BæÅüMÃ(-)Ñ smiled. "Once we get home, if the 'Tavern gets rebuilt, we'll need something for Cannibal Feud, right?"
The King was sitting in his chair, playing a nice, leisurely game of Three Dimensional chess, when a messenger burst in. "Your highness! The Gods and their followers have returned, victorious!"
The King quickly rose from his chair, and ran out, not waiting to take his turn. The opponent sat in his chair, waiting paitently. Of course, King boy had already known of the sucess of the mission, as otherwise the planet would have been so many cosmic particles by now, but it he looked foward to congratulating the heroes nonetheless.
Soon, they met in the Main Chamber. The leader of the Divine Army of Ares appeared to be missing, but other then that, they were just as cool as the first time he had met them in this chamber. And now they had saved the planet.
"You are just as cool as the first time I met you in this chamber." said the King, graciously. "And now you have saved the planet."

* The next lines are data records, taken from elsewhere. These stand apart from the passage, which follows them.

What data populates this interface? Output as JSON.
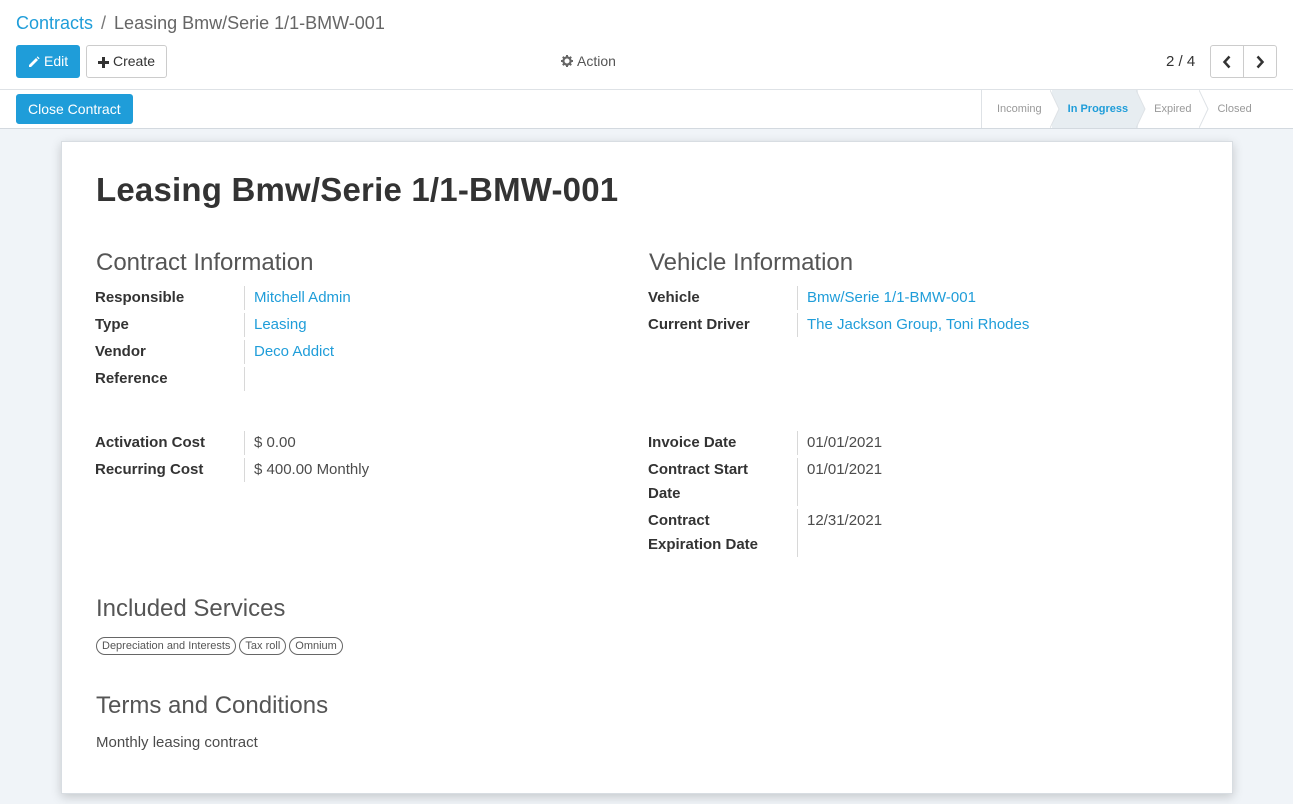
{
  "breadcrumb": {
    "parent": "Contracts",
    "separator": "/",
    "current": "Leasing Bmw/Serie 1/1-BMW-001"
  },
  "toolbar": {
    "edit_label": "Edit",
    "create_label": "Create",
    "action_label": "Action"
  },
  "pager": {
    "value": "2 / 4"
  },
  "statusbar": {
    "close_button_label": "Close Contract",
    "stages": [
      "Incoming",
      "In Progress",
      "Expired",
      "Closed"
    ],
    "active_stage": "In Progress"
  },
  "record": {
    "title": "Leasing Bmw/Serie 1/1-BMW-001",
    "contract_section": {
      "title": "Contract Information",
      "responsible_label": "Responsible",
      "responsible_value": "Mitchell Admin",
      "type_label": "Type",
      "type_value": "Leasing",
      "vendor_label": "Vendor",
      "vendor_value": "Deco Addict",
      "reference_label": "Reference",
      "reference_value": ""
    },
    "vehicle_section": {
      "title": "Vehicle Information",
      "vehicle_label": "Vehicle",
      "vehicle_value": "Bmw/Serie 1/1-BMW-001",
      "driver_label": "Current Driver",
      "driver_value": "The Jackson Group, Toni Rhodes"
    },
    "costs": {
      "activation_label": "Activation Cost",
      "activation_value": "$ 0.00",
      "recurring_label": "Recurring Cost",
      "recurring_value": "$ 400.00",
      "recurring_frequency": "Monthly"
    },
    "dates": {
      "invoice_label": "Invoice Date",
      "invoice_value": "01/01/2021",
      "start_label_1": "Contract Start",
      "start_label_2": "Date",
      "start_value": "01/01/2021",
      "expiration_label_1": "Contract",
      "expiration_label_2": "Expiration Date",
      "expiration_value": "12/31/2021"
    },
    "services": {
      "title": "Included Services",
      "tags": [
        "Depreciation and Interests",
        "Tax roll",
        "Omnium"
      ]
    },
    "terms": {
      "title": "Terms and Conditions",
      "text": "Monthly leasing contract"
    }
  },
  "colors": {
    "primary": "#1f9dd9",
    "background": "#f0f4f8",
    "active_stage_bg": "#e7edf1"
  },
  "icons": {
    "edit": "pencil-icon",
    "create": "plus-icon",
    "action": "gear-icon",
    "prev": "chevron-left-icon",
    "next": "chevron-right-icon"
  }
}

"Yes, your majesty." said most of the group, except those who said things like "Yeah.". "But BæÅ- the God of Wisdom did most of the work." said that Zealot.. what was its name? Ah yes, Propulsion.
"None the less, you have all doubtless done great deeds of heroism. And due to the recent increase of money in the treasury, we have sufficient funds to bestow upon each of you a reward.... unless, of course, you need none?" he said, almost hopefully. The treasury had been in a sad state for some time, and to lose the recent surplus....
"Sire, we require no reward, having already the knowledge that you and your people are safe." said the God of Wisdom, looking wise. "But now we must take our leave from your planet. If you are again in times of need, we may return, but for now our task is ended."
And suddenly, they had all vanished, except Patrian, who stood dumbfounded, whispering something on the order of "They WERE gods!"
Back on the Plotline Hotline ship, Propulsion was congratulated for his mass teleportation beam, and everyone strapped down, and they all blasted off of the planet of the Drabians. At last they would return to Carrotus, and the wreckage of the War Tavern. Oh well. Nothing was perfect.